Dance is Anna Clyne’s hugely impressive new cello concerto, written for the New York-based cellist Inbal Segev and first performed last year. Both the title and inspiration come from a poem by the 13th-century Persian writer and mystic Rumi; the word “Dance” begins each of its five lines, and Clyne takes the remainder of each of the lines as the titles for the concerto’s five movements.

That produces a musical scheme that is predominantly slow and reflective. There are moments in the first movement, called “…when you’re broken open”, which recall John Tavener’s The Protecting Veil, as consoling, modal string chords underpin the soaring cello line, just as the rough motoric energy of the opening of the second movement, “…if you’ve torn the bandage off”, seems to feed off the “industrial” minimalism of Clyne’s teacher, the Bang on a Can co-founder Julia Wolfe. But none of it seems derivative and the concerto as a whole is utterly personal, blending musical materials in a way that is entirely Clyne’s own. Sometimes she borrows from folk music – she particularly singles out Jewish and Irish echoes in her melodic writing – and sometimes from classical models, especially baroque, but the fusion is always gorgeously rich and compelling.
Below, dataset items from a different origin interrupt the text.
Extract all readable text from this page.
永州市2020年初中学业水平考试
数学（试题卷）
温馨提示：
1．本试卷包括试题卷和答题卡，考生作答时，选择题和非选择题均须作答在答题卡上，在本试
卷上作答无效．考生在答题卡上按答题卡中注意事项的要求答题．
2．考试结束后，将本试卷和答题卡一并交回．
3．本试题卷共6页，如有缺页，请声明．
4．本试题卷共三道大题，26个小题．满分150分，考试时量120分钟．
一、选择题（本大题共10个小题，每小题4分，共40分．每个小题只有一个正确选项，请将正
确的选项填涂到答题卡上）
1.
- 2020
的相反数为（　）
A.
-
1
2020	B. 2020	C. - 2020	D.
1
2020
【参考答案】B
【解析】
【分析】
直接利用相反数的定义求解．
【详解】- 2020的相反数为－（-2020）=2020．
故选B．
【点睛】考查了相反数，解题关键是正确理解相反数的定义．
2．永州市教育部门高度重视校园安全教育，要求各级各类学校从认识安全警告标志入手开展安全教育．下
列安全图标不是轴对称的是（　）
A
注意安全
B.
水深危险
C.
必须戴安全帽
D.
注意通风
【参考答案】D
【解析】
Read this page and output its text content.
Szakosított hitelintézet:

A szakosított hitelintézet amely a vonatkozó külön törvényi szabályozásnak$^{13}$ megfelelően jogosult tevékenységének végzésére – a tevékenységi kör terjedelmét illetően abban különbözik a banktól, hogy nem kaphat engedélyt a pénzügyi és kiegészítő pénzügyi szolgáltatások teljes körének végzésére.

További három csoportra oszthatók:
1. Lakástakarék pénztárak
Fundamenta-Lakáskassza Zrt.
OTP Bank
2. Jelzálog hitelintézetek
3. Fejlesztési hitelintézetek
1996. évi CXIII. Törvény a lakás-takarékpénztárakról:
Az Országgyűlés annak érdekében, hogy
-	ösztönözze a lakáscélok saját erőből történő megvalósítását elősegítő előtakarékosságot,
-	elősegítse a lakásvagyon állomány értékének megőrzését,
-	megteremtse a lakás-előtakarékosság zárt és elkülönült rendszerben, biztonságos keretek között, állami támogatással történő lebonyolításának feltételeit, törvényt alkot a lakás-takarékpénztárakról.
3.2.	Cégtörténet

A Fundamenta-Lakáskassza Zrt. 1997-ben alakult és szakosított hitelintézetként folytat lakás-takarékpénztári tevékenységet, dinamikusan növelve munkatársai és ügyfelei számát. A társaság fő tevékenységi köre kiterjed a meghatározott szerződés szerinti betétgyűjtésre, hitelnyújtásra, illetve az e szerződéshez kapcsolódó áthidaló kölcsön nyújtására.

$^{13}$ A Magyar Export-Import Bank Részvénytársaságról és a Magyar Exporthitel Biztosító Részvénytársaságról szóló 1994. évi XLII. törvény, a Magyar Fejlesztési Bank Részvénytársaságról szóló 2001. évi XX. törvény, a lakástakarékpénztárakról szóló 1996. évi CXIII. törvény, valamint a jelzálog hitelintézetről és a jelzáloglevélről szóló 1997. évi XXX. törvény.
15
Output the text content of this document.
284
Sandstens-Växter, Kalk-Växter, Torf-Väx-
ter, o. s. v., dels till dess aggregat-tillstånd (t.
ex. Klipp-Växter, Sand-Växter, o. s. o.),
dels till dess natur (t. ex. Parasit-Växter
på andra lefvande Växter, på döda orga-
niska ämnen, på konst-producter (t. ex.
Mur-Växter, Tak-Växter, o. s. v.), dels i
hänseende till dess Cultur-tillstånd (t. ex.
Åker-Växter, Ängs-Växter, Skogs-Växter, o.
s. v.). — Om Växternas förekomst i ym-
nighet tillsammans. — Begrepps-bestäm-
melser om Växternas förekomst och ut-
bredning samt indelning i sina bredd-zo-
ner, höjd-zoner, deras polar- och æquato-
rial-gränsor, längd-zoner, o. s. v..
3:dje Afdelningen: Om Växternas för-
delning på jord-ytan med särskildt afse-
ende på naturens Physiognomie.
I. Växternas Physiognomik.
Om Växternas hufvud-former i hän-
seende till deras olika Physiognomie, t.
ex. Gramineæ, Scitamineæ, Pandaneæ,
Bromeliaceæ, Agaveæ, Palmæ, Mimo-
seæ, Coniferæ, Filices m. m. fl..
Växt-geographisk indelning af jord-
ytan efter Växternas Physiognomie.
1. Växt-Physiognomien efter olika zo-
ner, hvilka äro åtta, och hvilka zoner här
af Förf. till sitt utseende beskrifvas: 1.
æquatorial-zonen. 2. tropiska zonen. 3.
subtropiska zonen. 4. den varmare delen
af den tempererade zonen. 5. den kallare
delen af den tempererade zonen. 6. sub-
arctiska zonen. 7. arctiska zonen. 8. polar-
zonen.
Dance is the most impressive piece by Clyne that I’ve heard, and it’s an achievement for any new cello work to overshadow Elgar’s concerto, with which it’s paired here. That’s partly because of the intensity of every musical idea in Clyne’s work, all vividly projected by Segev, but also perhaps because her performance of the Elgar isn’t as full blooded as one would like, never really taking command of the piece or plumbing its expressive depths as much as it could. Though very accomplished, it’s too cautious for my taste. But while there are more convincing performances of the Elgar available on disc, Dance is worth seeking out for its own sake.

This week’s other pick

Betsy Jolas’s Side Roads is a cello concerto, too. Written for Anssi Karttunen, and originally intended as a miniature to be played alongside pieces by Takemitsu and Lutosławski, it grew into a beautifully crafted 20-minute movement, in which the solo cello gradually draws the accompanying string orchestra into a sparky exchange of musical ideas, which regularly veers off in new directions. In this live recording from the Orchestre National d’Auvergne, conducted by Roberto Forés Veses (21 Music, digital download only), it’s followed by the Prélude Symphonique for strings by the organist-composer Thierry Escaich, a perfectly efficient if unremarkable piece of post-Bartókian string writing.